MLB teams like the Boston Red Sox, New York’s Mets and Yankees, as well as the Cleveland Indians, are using a new video system to improve batting averages. The ProBatter Sports system combines taped video images of current pitchers with standard pitching machine technology to provide players, managers and coaches with an extra edge.

The Indians purchased the company’s ProBatter pitching simulator five years ago and since then has finished first seven times and second twice in the American League Central division. The Indians won their division this year, beat the Yankees in the first round of the ALCS playoffs and then lost to the eventual 2007 World Series Champion Red Sox in the American League championship series. The club has installed a permanent system at its Jacobs Field home stadium last season and purchased another dedicated unit for its AA team in Akron, OH, earlier this year. The team’s AAA affiliate in Buffalo uses a portable ProBatter system.

ProBatter simulators, such as its new PX2, employ technology to replicate the experience of facing a live pitcher. The simulator projects a DVD-quality image of a real pitcher onto an 8ft by 10ft screen.

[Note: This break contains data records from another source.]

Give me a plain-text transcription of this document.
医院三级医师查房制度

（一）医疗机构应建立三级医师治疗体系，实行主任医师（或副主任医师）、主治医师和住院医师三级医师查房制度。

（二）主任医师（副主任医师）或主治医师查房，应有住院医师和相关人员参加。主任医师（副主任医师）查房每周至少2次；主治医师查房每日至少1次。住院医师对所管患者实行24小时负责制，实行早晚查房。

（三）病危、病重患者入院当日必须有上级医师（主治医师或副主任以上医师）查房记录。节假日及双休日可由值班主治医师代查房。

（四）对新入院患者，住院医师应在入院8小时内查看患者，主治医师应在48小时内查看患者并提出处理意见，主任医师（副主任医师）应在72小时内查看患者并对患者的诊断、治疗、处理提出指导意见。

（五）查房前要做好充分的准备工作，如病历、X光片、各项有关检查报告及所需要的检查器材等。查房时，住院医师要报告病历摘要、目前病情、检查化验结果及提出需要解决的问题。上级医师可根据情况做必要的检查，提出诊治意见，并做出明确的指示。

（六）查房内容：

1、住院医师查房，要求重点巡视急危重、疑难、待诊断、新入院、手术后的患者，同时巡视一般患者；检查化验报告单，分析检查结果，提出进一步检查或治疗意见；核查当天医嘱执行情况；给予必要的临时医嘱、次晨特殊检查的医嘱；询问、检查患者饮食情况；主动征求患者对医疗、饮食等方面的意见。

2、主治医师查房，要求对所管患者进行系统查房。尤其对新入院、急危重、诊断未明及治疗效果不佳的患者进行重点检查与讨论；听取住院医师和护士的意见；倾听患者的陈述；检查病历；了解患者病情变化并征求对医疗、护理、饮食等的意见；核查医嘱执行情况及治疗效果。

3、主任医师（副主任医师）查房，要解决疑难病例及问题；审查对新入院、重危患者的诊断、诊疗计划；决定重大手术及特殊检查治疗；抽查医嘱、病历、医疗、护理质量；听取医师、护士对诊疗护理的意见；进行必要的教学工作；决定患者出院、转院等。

The hitter watches as the pitcher winds up (or throws from a stretch) — at the moment of release, an actual ball is fired through a small hole in the screen, delivering virtually any pitch a person can.

Hitters can be challenged by a variety of pitches at speeds of up to 100mph in variable increments of 2mph. The pitches can also be delivered with pinpoint accuracy and thrown to preselected locations inside and outside the strike zone.

Known as one of the most technologically advanced teams in MLB, the Indians in recent years have employed an ocular eye trainer and a video recording/cataloging system designed to capture every hitter’s at-bat. In June, the team became the first in the majors to go solar.